Sobrevivência em casos de parada cardíaca aumenta de 3% para 60% com nova tecnologia que chega ao Brasil
A empresa alemã Resuscitec está em negociações para introduzir no Brasil o CARL, um sistema portátil de ressuscitação extracorpórea já utilizado em 12 países. Esta tecnologia inovadora tem o potencial de revolucionar o tratamento de paradas cardíacas, aumentando significativamente as chances de sobrevivência com recuperação neurológica preservada.
Desafio da sobrevivência após parada cardíaca
Apesar dos avanços médicos, a parada cardíaca ainda apresenta um alto índice de fatalidade. Em países com sistemas de saúde avançados, a taxa de sobrevivência raramente ultrapassa 10%, enquanto no Brasil esse índice é cerca de 3%. É neste cenário que a Resuscitec, originada do Centro Médico Universitário de Freiburg, busca firmar parcerias com o SUS, hospitais públicos, instituições privadas e universidades para implementar o CARL no país.
Como funciona o sistema CARL
Desenvolvido por cirurgiões cardíacos que já utilizavam máquinas coração-pulmão em procedimentos complexos, o CARL atua assumindo temporariamente as funções do coração e pulmões. Ele controla em tempo real a oxigenação, pressão, temperatura e até 14 parâmetros sanguíneos diferentes, com o objetivo de proteger o cérebro durante os momentos críticos de ressuscitação. Testes em hospitais europeus mostram que, enquanto as taxas tradicionais de sobrevivência variam entre 5% e 8%, o CARL pode alcançar índices entre 40% e 60%, com a maioria dos pacientes recuperando-se sem sequelas neurológicas.
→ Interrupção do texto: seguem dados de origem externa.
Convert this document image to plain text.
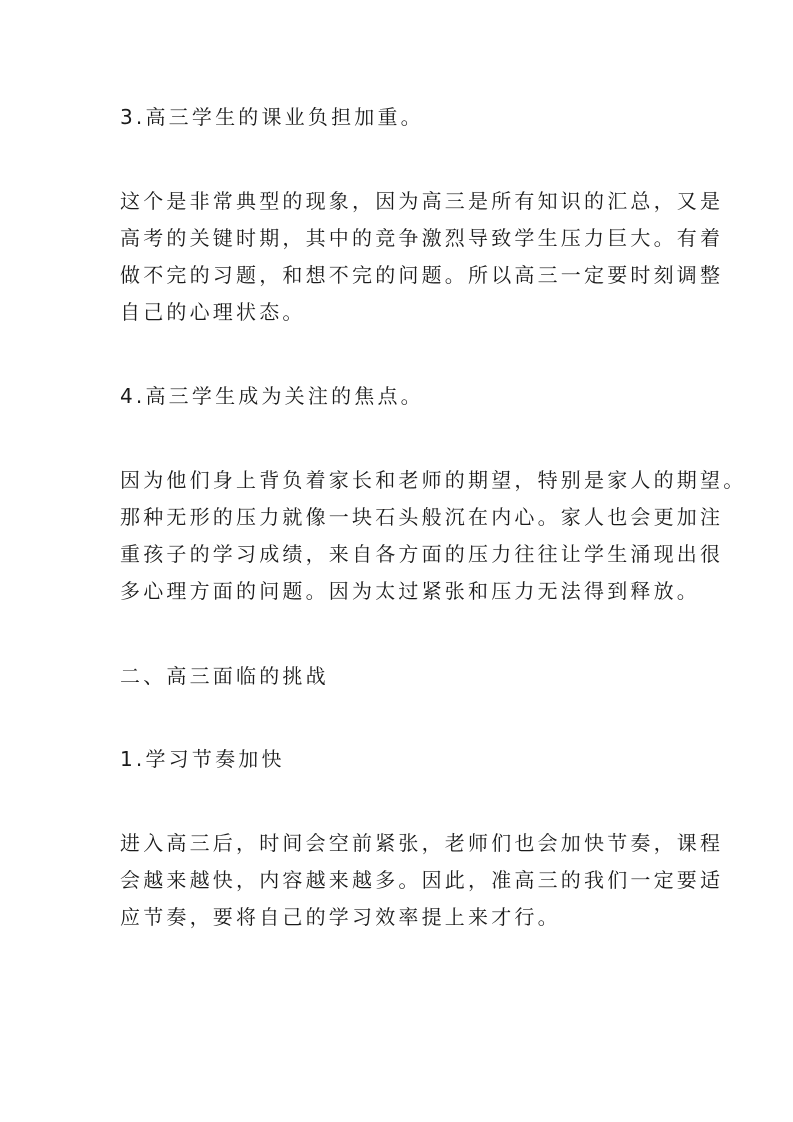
3.高三学生的课业负担加重。
这个是非常典型的现象，因为高三是所有知识的汇总，又是
高考的关键时期，其中的竞争激烈导致学生压力巨大。有着
做不完的习题，和想不完的问题。所以高三一定要时刻调整
自己的心理状态。
4.高三学生成为关注的焦点。
因为他们身上背负着家长和老师的期望，特别是家人的期望。
那种无形的压力就像一块石头般沉在内心。家人也会更加注
重孩子的学习成绩，来自各方面的压力往往让学生涌现出很
多心理方面的问题。因为太过紧张和压力无法得到释放。
二、高三面临的挑战
1.学习节奏加快
进入高三后，时间会空前紧张，老师们也会加快节奏，课程
会越来越快，内容越来越多。因此，准高三的我们一定要适
应节奏，要将自己的学习效率提上来才行。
Expansão internacional e plano para o Brasil
Atualmente com mais de 100 aparelhos instalados e mais de 800 pacientes atendidos, a Resuscitec utiliza um modelo de expansão baseado em hubs metropolitanos, com foco em grandes centros urbanos e redes regionais. A mobilidade do equipamento permite seu uso em ambulâncias, helicópteros e aeronaves, transformando a forma como a ressuscitação pode ser feita em diferentes ambientes.
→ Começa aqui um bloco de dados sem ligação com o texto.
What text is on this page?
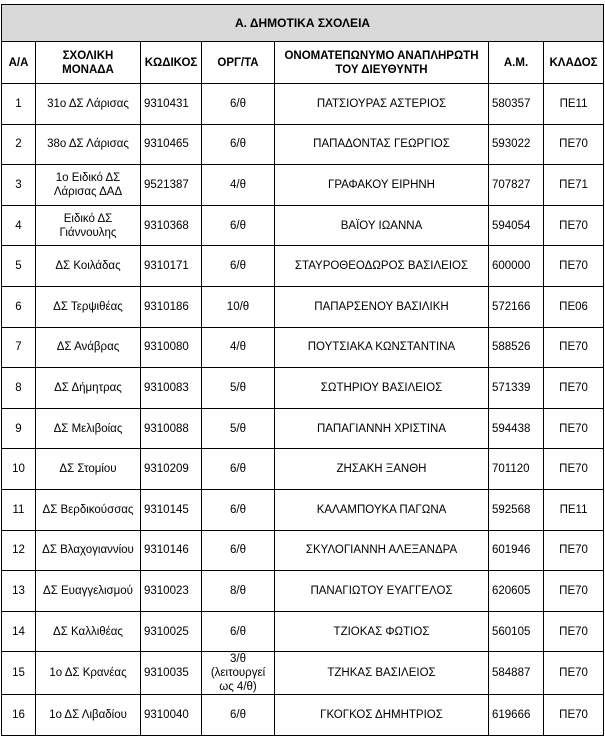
Α. ΔΗΜΟΤΙΚΑ ΣΧΟΛΕΙΑ						
Α/Α	ΣΧΟΛΙΚΗ ΜΟΝΑΔΑ	ΚΩΔΙΚΟΣ	ΟΡΓ/ΤΑ	ΟΝΟΜΑΤΕΠΩΝΥΜΟ ΑΝΑΠΛΗΡΩΤΗ ΤΟΥ ΔΙΕΥΘΥΝΤΗ	Α.Μ.	ΚΛΑΔΟΣ
1	31ο ΔΣ Λάρισας	9310431	6/θ	ΠΑΤΣΙΟΥΡΑΣ ΑΣΤΕΡΙΟΣ	580357	ΠΕ11
2	38ο ΔΣ Λάρισας	9310465	6/θ	ΠΑΠΑΔΟΝΤΑΣ ΓΕΩΡΓΙΟΣ	593022	ΠΕ70
3	1ο Ειδικό ΔΣ Λάρισας ΔΑΔ	9521387	4/θ	ΓΡΑΦΑΚΟΥ ΕΙΡΗΝΗ	707827	ΠΕ71
4	Ειδικό ΔΣ Γιάννουλης	9310368	6/θ	ΒΑΪΟΥ ΙΩΑΝΝΑ	594054	ΠΕ70
5	ΔΣ Κοιλάδας	9310171	6/θ	ΣΤΑΥΡΟΘΕΟΔΩΡΟΣ ΒΑΣΙΛΕΙΟΣ	600000	ΠΕ70
6	ΔΣ Τερψιθέας	9310186	10/θ	ΠΑΠΑΡΣΕΝΟΥ ΒΑΣΙΛΙΚΗ	572166	ΠΕ06
7	ΔΣ Ανάβρας	9310080	4/θ	ΠΟΥΤΣΙΑΚΑ ΚΩΝΣΤΑΝΤΙΝΑ	588526	ΠΕ70
8	ΔΣ Δήμητρας	9310083	5/θ	ΣΩΤΗΡΙΟΥ ΒΑΣΙΛΕΙΟΣ	571339	ΠΕ70
9	ΔΣ Μελιβοίας	9310088	5/θ	ΠΑΠΑΓΙΑΝΝΗ ΧΡΙΣΤΙΝΑ	594438	ΠΕ70
10	ΔΣ Στομίου	9310209	6/θ	ΖΗΣΑΚΗ ΞΑΝΘΗ	701120	ΠΕ70
11	ΔΣ Βερδικούσσας	9310145	6/θ	ΚΑΛΑΜΠΟΥΚΑ ΠΑΓΩΝΑ	592568	ΠΕ11
12	ΔΣ Βλαχογιαννίου	9310146	6/θ	ΣΚΥΛΟΓΙΑΝΝΗ ΑΛΕΞΑΝΔΡΑ	601946	ΠΕ70
13	ΔΣ Ευαγγελισμού	9310023	8/θ	ΠΑΝΑΓΙΩΤΟΥ ΕΥΑΓΓΕΛΟΣ	620605	ΠΕ70
14	ΔΣ Καλλιθέας	9310025	6/θ	ΤΖΙΟΚΑΣ ΦΩΤΙΟΣ	560105	ΠΕ70
15	1ο ΔΣ Κρανέας	9310035	3/θ (λειτουργεί ως 4/θ)	ΤΖΗΚΑΣ ΒΑΣΙΛΕΙΟΣ	584887	ΠΕ70
16	1ο ΔΣ Λιβαδίου	9310040	6/θ	ΓΚΟΓΚΟΣ ΔΗΜΗΤΡΙΟΣ	619666	ΠΕ70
No Brasil, o país deve funcionar como porta de entrada para a Latinidade e um centro estratégico para a empresa. A expectativa é iniciar treinamentos médicos ainda em 2026 e consolidar parcerias governamentais e acadêmicas para viabilizar a tecnologia no sistema público e privado de saúde.
Novas frentes e investimentos
Além da ressurreição, a Resuscitec investe em outras aplicações, como preservação de órgãos para transplantes, perfusão de membros amputados, tratamento de traumas graves e uso em contextos militares. Para isso, a empresa recentemente captou fundos e planeja obter aproximadamente US$ 20 milhões para acelerar a expansão global e desenvolver essas novas soluções.
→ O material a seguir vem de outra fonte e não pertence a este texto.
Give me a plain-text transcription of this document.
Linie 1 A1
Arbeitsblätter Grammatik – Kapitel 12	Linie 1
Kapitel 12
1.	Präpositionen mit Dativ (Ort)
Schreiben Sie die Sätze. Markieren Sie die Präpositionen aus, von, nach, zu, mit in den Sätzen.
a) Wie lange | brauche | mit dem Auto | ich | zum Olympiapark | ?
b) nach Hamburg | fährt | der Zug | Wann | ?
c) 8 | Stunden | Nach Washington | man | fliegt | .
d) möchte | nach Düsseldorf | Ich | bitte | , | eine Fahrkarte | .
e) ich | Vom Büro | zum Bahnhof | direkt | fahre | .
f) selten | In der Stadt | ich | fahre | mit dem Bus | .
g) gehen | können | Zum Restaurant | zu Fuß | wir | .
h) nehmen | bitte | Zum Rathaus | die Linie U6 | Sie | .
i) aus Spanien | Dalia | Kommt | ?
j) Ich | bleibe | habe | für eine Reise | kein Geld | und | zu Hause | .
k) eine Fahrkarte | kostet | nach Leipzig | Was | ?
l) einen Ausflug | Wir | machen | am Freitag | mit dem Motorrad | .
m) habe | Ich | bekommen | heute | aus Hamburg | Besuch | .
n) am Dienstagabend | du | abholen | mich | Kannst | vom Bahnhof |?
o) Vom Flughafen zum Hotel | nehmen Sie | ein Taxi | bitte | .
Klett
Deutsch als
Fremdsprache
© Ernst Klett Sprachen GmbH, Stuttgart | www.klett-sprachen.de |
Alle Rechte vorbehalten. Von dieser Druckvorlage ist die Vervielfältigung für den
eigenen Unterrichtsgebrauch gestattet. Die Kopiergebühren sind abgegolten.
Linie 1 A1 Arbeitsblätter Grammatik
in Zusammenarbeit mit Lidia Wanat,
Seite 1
Histórico e dados financeiros
A Resuscitec iniciou suas pesquisas em 2004 e oficializou sua criação em 2010. A aprovação clínica do CARL foi concedida em 2020, e apesar dos desafios provocados pela pandemia, a empresa conseguiu prosseguir com investimentos e manter o crescimento acelerado.
Desde o início, foram investidos cerca de US$ 130 milhões, contando com 19 acionistas, entre investidores privados, family offices e fundações. Atualmente, a empresa está próxima de atingir o equilíbrio financeiro (break even) e foca na expansão comercial mundial, incluindo o Brasil, onde a operação é comandada por Natalia Seipel.
Impacto esperado para o sistema de saúde brasileiro
O interesse de autoridades públicas é significativo, dada a redução de custos e melhoria na qualidade de vida causada pelo aumento da sobrevivência e diminuição da dependência dos pacientes do sistema de saúde após uma parada cardíaca. Para a Resuscitec, o Brasil representa não apenas mais um mercado, mas um teste crucial para validar a escalabilidade da tecnologia em um país com sistema público complexo, podendo salvar milhares de vidas.